If software analysis had a holy grail, it would more than likely be centered around the ability to accurately model the data flow behavior of an application. After all, applications aren't really much more than sophisticated data processors that operate on varying sets of input to produce varying sets of output. Describing how an application behaves when it encounters these varying sets of input makes it possible to predict future behavior. Furthermore, it can provide insight into how the input could be altered to cause the application to behave differently. Given these benefits, it's only natural that a discipline exists that is devoted to the study of data flow analysis.

There are a two general approaches that can be taken to perform data flow analysis. The first approach is referred to as static analysis and it involves analyzing an application's source code or compiled binaries without actually executing the application. The second approach is dynamic analysis which, as one would expect, involves analyzing the data flow of an application as it executes. The two approaches both have common and unique benefits and no argument will be made in this paper as to which may be better or worse. Instead, this paper will focus on describing three strategies that may be used to assist in the process of dynamic data flow analysis.
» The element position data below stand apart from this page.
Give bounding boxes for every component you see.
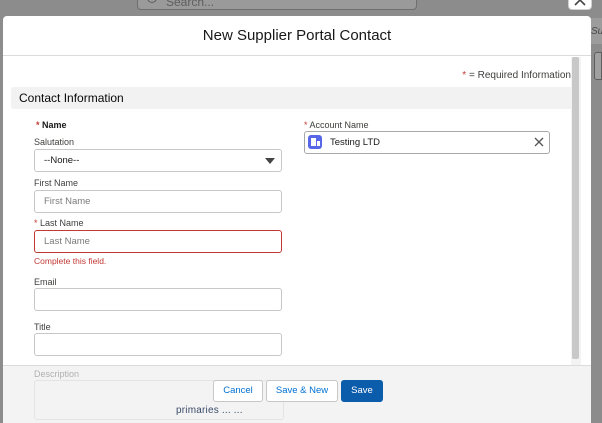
last-name-label-text: Last Name [40,218,84,228]
last-name-input[interactable]: Last Name [34,230,282,253]
required-marker: * [36,120,40,130]
global-search-input: Search... [137,0,417,10]
background-panel-edge [594,52,602,80]
close-icon [574,0,586,6]
background-link: primaries ... ... [176,405,243,416]
name-label-text: Name [42,120,67,130]
last-name-error: Complete this field. [34,256,107,266]
modal-scrollbar[interactable] [571,57,581,365]
account-name-label-text: Account Name [309,120,369,130]
new-contact-modal: New Supplier Portal Contact * = Required… [3,16,591,423]
salutation-value: --None-- [44,155,80,166]
cancel-button[interactable]: Cancel [213,380,263,402]
first-name-input[interactable]: First Name [34,190,282,213]
account-name-value: Testing LTD [330,137,380,148]
name-group-label: * Name [36,120,67,130]
required-marker: * [34,218,38,228]
modal-title: New Supplier Portal Contact [3,16,591,56]
save-button[interactable]: Save [341,380,383,402]
required-info-legend: * = Required Information [462,70,571,81]
modal-body: * = Required Information Contact Informa… [3,57,581,365]
modal-footer: Description Cancel Save & New Save [3,365,591,423]
background-tab-label: Su [591,26,602,37]
chevron-down-icon [265,158,275,164]
search-placeholder: Search... [166,0,215,9]
title-input[interactable] [34,333,282,356]
salutation-label: Salutation [34,137,75,147]
account-name-lookup[interactable]: Testing LTD [304,131,550,154]
scrollbar-thumb[interactable] [572,57,579,359]
section-header-contact-information[interactable]: Contact Information [11,87,575,109]
salutation-select[interactable]: --None-- [34,149,282,172]
close-modal-button[interactable] [568,0,592,10]
first-name-placeholder: First Name [44,196,91,207]
required-marker: * [462,70,467,81]
required-marker: * [304,120,308,130]
title-label: Title [34,322,51,332]
email-label: Email [34,277,57,287]
last-name-placeholder: Last Name [44,236,90,247]
first-name-label: First Name [34,178,79,188]
account-icon [308,135,322,149]
email-input[interactable] [34,288,282,311]
remove-icon[interactable] [534,137,544,147]
description-label: Description [34,369,80,379]
account-name-label: * Account Name [304,120,369,130]
last-name-label: * Last Name [34,218,84,228]
required-info-text: = Required Information [468,70,571,81]
save-and-new-button[interactable]: Save & New [266,380,338,402]
search-icon [147,0,157,3]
The first strategy involves using Dynamic Binary Instrumentation (DBI) to rewrite the instruction stream of the executing application in a manner that makes it possible to intercept instructions that read from or write to memory. Two well-known examples of DBI implementations that the author is familiar with are DynamoRIO and Valgrind[4,12]. The second strategy that will be discussed involves using the hardware paging features of the x86 and x64 architectures to trap and handle access to specific pages in memory. Finally, the third strategy makes use of the segmentation features included in the x86 architecture to trap memory accesses by making use of the null selector. Though these three strategies vary greatly, they all accomplish the same goal of being able to intercept memory accesses within an application as it executes.

The ability to intercept memory reads and writes during runtime can support research in additional areas relating to dynamic data flow analysis. For example, the ability to track what areas of code are reading from and writing to memory could make it possible to build a model for the data propagation behaviors of an application. Furthermore, it might be possible to show with what degree of code-level isolation different areas of memory are accessed. Indeed, it may also be possible to attempt to validate the data consistency model of a threaded application by investigating the access behaviors of various regions of memory which are referenced by multiple threads. These are but a few of the many potential candidates for dynamic data flow analysis.

This paper is organized into three sections. Section 2 gives an introduction to three different strategies for facilitating dynamic data flow analysis. Section 3 enumerates some of the potential scenarios in which these strategies could be applied in order to render some useful information about the data flow behavior of an application. Finally, section 4 describes some of the previous work whose concepts have been used as the basis for the research described herein.